Paratalk or Torque?

Suzie Eisfelder

Here is where I take a paragraph, at random…actually, I lie, today’s paragraph is almost at random. I found a paragraph I wanted to use but it was a comment on a fan fiction and although it was brilliant I felt it wasn’t right to use the entire comment. Instead I flipped some more pages to something completely different and found this paragraph.

I needed to learn English to get by, but also to respond to the strong lifelong pull I’ve felt towards this language. But to claim to love a language that is not your mother tongue is an unconventional and somewhat unacceptable claim. Like abandoning the lush velvet green rice fields to fall for the khaki eucalypts that lack all the elements of intensity, uniformity and mass for a long-lasting impression. Or throwing out your own baby to adopt another’s. I felt compelled to dig in to find a good reason, for otherwise am I not being false to myself?

So much to love about this paragraph. The first thing is that it is beautifully written. The sentences are good and the analogies work well for me. I really appreciate the comparison of the green rice fields with the khaki eucalypts. I’ve only seen Vietnam in movies or in photos on the web, what I’ve seen is very green. Australia is not as green, khaki describes our green well.

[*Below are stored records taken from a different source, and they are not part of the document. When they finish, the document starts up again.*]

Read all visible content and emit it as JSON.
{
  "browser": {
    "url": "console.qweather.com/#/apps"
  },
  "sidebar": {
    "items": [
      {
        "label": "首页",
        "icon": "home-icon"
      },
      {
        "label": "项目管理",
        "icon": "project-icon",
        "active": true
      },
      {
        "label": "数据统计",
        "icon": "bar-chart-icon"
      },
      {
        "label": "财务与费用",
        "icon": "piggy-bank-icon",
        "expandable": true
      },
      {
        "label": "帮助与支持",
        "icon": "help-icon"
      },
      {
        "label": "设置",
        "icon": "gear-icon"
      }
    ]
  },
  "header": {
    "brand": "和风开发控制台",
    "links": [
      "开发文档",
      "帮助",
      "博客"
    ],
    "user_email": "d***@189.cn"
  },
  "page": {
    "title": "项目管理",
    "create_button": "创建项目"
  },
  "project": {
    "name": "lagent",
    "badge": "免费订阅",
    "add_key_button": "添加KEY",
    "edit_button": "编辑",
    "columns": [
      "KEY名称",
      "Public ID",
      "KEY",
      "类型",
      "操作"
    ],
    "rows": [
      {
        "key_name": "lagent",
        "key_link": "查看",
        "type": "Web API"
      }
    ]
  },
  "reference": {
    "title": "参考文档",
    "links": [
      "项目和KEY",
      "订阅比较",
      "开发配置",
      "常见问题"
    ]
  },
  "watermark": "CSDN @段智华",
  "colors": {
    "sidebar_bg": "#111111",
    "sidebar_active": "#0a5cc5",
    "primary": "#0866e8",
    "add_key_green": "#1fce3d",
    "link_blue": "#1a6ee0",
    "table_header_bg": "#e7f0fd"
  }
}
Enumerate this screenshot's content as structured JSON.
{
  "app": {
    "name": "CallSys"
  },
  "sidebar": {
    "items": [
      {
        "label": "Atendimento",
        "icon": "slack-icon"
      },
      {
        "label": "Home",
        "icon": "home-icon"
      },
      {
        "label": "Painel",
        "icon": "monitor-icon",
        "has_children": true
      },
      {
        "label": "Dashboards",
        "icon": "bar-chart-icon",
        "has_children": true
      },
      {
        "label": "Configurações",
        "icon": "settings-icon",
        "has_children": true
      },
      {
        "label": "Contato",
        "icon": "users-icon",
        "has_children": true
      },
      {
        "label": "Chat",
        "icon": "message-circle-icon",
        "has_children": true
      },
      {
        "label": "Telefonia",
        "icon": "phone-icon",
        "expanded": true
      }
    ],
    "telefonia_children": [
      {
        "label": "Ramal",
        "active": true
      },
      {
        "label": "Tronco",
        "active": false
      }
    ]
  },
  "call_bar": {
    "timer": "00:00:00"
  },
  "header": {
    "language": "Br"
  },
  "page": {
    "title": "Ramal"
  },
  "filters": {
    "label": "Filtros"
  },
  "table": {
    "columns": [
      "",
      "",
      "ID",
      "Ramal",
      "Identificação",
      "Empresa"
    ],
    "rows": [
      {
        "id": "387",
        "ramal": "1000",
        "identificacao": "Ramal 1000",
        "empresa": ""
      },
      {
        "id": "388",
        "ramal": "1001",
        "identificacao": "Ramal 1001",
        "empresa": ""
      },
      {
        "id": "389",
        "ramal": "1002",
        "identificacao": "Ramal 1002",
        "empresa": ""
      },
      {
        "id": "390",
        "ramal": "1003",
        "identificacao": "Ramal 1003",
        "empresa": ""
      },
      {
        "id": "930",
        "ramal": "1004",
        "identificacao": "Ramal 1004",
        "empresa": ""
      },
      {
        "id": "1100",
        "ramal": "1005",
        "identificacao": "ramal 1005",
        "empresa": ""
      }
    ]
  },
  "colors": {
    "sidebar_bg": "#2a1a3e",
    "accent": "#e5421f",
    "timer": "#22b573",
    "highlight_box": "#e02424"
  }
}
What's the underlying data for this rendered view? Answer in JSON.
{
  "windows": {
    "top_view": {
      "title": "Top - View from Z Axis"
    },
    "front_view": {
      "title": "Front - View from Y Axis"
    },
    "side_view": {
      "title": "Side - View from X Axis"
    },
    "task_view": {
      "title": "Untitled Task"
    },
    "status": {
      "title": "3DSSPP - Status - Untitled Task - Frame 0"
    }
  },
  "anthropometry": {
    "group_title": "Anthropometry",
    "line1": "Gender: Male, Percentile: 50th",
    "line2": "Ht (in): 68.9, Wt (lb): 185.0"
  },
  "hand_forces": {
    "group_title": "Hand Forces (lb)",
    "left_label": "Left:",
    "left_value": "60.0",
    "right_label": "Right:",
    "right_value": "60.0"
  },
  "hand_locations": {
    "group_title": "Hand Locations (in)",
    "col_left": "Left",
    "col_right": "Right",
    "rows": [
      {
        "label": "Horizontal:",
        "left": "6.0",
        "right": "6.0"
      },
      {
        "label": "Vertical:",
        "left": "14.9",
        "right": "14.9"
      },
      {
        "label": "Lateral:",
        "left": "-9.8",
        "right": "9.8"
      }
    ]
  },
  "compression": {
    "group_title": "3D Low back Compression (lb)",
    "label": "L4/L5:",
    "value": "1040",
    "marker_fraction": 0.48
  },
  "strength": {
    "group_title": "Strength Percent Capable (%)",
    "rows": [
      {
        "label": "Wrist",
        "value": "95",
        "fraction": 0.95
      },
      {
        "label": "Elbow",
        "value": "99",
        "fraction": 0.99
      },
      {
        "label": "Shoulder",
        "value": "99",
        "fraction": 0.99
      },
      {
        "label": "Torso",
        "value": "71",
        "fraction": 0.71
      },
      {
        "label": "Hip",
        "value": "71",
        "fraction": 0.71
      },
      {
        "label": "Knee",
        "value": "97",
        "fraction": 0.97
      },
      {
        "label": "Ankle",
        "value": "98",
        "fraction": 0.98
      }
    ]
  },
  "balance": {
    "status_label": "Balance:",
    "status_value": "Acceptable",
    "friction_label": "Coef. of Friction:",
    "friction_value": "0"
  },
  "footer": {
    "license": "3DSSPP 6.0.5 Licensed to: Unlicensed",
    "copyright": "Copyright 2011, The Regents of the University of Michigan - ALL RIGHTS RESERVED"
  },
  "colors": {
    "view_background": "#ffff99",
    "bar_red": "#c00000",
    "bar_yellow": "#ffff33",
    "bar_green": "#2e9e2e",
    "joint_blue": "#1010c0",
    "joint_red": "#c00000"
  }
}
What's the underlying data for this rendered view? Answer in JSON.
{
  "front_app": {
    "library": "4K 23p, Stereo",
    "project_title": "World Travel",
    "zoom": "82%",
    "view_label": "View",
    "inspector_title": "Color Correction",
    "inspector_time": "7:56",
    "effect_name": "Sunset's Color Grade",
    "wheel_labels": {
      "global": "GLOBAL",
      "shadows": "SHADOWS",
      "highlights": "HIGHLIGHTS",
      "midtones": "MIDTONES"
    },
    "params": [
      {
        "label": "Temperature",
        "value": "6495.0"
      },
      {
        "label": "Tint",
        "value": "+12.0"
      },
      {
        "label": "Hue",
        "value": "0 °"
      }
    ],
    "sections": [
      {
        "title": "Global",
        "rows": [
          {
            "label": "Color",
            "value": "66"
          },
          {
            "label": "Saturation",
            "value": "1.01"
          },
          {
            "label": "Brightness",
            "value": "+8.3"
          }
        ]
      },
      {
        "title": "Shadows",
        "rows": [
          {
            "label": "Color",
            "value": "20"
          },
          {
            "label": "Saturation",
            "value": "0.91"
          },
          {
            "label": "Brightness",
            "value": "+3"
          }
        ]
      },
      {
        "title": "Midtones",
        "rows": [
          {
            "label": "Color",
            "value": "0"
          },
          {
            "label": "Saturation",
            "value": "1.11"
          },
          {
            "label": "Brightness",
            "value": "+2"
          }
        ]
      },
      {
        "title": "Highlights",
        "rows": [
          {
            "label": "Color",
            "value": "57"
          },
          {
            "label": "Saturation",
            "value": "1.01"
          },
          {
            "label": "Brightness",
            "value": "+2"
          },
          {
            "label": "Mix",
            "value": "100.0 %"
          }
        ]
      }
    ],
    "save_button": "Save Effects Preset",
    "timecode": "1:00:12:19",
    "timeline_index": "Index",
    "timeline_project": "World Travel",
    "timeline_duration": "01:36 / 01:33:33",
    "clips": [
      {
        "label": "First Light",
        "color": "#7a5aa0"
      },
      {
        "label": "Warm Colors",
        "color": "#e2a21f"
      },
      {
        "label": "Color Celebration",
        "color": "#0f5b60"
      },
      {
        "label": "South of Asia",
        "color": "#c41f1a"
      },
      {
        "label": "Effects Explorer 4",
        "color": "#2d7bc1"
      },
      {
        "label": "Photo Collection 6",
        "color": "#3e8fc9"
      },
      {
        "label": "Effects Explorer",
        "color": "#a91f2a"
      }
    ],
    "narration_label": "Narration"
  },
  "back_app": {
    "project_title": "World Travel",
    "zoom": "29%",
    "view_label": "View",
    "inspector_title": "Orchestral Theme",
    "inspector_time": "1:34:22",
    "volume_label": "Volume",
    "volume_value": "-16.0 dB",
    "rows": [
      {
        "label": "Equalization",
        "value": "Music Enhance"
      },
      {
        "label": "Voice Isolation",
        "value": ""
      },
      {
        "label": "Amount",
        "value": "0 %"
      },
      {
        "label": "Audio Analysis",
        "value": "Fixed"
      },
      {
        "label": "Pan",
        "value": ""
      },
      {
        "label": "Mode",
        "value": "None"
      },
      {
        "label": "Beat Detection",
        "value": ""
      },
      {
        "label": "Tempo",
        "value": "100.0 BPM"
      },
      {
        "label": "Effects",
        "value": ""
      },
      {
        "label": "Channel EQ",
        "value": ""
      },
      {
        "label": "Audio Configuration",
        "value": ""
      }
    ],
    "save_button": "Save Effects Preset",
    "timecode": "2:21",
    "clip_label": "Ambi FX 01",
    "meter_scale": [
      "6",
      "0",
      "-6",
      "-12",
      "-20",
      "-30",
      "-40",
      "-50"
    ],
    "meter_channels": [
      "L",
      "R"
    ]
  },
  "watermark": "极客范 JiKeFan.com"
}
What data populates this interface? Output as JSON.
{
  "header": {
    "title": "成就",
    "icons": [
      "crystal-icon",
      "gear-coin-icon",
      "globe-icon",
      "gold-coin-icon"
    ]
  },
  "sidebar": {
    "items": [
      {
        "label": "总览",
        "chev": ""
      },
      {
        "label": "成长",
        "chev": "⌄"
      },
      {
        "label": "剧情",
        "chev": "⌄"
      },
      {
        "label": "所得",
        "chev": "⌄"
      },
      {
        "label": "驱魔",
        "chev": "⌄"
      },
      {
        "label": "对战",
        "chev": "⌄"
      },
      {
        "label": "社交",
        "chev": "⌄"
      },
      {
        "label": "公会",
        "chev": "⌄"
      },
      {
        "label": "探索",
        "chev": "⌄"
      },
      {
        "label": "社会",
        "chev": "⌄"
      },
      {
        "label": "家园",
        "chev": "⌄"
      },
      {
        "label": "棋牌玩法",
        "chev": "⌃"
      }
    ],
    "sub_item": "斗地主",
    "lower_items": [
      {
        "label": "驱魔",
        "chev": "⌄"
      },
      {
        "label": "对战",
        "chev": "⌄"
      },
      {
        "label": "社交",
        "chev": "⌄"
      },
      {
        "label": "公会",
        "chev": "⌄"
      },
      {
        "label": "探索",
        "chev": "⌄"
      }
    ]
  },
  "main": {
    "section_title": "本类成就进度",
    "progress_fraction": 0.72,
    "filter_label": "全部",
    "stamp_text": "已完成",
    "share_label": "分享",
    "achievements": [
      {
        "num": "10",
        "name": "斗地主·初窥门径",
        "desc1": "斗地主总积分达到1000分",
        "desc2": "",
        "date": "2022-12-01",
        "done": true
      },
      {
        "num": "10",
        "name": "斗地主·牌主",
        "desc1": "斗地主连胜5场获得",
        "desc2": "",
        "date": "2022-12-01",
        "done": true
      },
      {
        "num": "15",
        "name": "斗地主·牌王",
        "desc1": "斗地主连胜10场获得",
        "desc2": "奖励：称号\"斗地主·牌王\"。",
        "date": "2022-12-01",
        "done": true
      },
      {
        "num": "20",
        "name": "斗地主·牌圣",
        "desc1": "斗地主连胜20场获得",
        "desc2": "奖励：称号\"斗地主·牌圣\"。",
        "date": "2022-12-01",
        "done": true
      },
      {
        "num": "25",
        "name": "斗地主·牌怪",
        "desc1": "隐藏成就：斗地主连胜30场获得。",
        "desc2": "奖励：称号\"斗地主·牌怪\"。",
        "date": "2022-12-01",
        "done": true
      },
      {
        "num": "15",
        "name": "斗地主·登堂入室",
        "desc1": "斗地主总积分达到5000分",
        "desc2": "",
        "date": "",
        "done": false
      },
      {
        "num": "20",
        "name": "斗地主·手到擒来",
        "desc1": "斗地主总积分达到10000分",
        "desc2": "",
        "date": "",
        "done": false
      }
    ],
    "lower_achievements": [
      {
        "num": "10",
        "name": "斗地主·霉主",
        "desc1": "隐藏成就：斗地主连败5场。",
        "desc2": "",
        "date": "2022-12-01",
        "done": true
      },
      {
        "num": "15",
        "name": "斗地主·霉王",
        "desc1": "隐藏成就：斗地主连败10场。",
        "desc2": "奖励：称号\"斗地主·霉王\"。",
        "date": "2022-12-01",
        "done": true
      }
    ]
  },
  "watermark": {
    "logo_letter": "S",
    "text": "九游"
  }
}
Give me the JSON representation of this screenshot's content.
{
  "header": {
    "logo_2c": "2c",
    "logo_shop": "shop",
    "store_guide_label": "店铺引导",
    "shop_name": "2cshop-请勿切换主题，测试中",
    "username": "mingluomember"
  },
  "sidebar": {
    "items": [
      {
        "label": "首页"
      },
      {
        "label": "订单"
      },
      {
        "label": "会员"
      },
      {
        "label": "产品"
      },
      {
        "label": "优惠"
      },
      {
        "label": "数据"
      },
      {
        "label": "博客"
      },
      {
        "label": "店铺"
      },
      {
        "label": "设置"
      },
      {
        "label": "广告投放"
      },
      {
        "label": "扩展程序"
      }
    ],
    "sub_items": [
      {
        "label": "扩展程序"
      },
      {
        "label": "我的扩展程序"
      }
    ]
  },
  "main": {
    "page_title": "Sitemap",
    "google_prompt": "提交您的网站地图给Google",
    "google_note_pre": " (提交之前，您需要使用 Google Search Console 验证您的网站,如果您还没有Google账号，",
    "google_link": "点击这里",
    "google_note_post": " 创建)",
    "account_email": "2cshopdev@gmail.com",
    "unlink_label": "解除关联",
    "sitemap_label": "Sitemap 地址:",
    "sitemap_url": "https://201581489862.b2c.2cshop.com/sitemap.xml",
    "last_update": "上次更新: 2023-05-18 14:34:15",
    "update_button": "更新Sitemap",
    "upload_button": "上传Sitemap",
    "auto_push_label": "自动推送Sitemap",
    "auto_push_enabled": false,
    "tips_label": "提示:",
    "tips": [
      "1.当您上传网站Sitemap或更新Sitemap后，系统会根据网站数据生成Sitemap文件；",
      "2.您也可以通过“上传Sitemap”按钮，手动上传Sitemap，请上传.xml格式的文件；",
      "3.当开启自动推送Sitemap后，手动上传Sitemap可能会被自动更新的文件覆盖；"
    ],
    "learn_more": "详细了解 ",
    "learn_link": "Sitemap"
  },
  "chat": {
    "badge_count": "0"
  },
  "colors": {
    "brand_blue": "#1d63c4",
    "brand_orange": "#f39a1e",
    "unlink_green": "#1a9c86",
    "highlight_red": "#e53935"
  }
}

But the part about loving a language that is not your own resonates. I’ve heard so many friends liking a language that is not their mother tongue, it just seems to be what happens. You know, something that many people do. Bear in mind almost everyone I’m talking about grew up with English as their mother tongue and love another language. But I’m always really apologetic about English being the international language. It is such a mongrel language having stolen bits of a number of other languages and then mangled them, sometimes beyond comprehension. This can make it very hard to learn and incredibly hard to pronounce. We have rules that are broken. And when thinking of people such as the author, I often wonder how they pronounce words I’ve known since birth. And how do they learn how to change the pronunciation of words that have the same spelling but different meanings? So, when someone such as Nguyen confesses a love for English I am intrigued at how this came about.

And then how does one become proficient enough in another language to be able to write in it? Don’t ask me. I struggle with other languages, I’ve tried often enough but just can’t do anything more than English. I’m in awe of people who have multiple languages.

This paragraph came from the article ‘In Peopled Places’ by Dawn Nguyen. It was published in The Victorian Writer August- September 2019.